Three quarters of some 4.9 million barrels of crude disgorged into the Gulf of Mexico from BP's ruptured oil well has been neutralised by nature or human efforts, according to a US government report
Only 26 percent of the oil remains close to its original form, floating on the ocean water or suspended under the surface, said the report by the National Oceanic and Atmospheric Administration (NOAA).
The other 74 percent has either evaporated or been burned, skimmed, recovered from the underwater wellhead or dispersed, a panel of government and independent scientists found.

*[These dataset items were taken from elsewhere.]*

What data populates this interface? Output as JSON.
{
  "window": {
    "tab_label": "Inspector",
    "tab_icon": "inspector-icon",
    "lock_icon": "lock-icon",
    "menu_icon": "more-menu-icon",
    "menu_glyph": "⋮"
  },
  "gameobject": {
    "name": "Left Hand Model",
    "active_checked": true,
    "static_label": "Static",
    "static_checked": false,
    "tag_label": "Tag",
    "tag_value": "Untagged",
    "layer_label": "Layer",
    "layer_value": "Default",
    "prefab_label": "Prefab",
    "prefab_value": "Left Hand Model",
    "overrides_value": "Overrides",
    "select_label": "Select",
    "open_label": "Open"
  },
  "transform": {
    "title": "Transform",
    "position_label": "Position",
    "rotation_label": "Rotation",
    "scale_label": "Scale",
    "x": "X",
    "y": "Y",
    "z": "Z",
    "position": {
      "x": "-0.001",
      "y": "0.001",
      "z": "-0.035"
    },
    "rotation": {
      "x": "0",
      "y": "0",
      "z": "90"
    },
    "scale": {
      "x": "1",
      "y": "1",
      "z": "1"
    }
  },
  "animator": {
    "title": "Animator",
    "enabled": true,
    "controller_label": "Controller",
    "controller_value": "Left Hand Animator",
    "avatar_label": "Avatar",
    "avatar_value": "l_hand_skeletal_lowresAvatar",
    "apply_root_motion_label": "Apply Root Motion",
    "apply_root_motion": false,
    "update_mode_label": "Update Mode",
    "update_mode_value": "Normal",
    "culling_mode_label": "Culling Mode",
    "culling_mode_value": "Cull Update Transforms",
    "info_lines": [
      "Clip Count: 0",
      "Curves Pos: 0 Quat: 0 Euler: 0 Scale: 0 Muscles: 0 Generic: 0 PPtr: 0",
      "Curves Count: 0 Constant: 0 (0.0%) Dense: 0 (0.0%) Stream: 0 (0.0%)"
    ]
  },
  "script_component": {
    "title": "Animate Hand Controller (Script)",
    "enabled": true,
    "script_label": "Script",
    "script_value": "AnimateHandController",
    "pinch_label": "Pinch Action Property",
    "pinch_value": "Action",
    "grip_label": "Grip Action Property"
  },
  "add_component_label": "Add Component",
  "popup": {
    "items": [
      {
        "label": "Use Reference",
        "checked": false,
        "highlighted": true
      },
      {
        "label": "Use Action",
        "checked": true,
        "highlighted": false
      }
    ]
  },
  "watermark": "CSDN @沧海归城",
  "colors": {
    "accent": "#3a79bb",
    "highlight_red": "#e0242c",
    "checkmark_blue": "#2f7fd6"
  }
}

"Three quarters is not surprising, indeed it is very consistent with our own preliminary estimates," said George Peigne, an expert on ocean oil spills at CEDRE, a French government pollution research centre.
"Indeed, it is possible that more than 75 percent has been eliminated," he told AFP.
Here is how the NOAA estimates breaks down:
REMOVAL AT SOURCE: After several false starts, some 17 percent of the oil was recovered directly from the busted wellhead a mile below the ocean surface using a riser pipe insertion tube and so-called "top hat" systems.
BURNING AND SKIMMING: Up to five percent of the crude was burned as it floated on the water, and another three percent was skimmed off the surface by a small armada of boats and ships.
NATURAL DISPERSION: NOAA estimates that 16 percent of the crude was dispersed naturally into the ocean water. As the oil gushed out of the well at high pressure, some of it sprayed apart into droplets less than 100 microns across, the diameter of a human hair.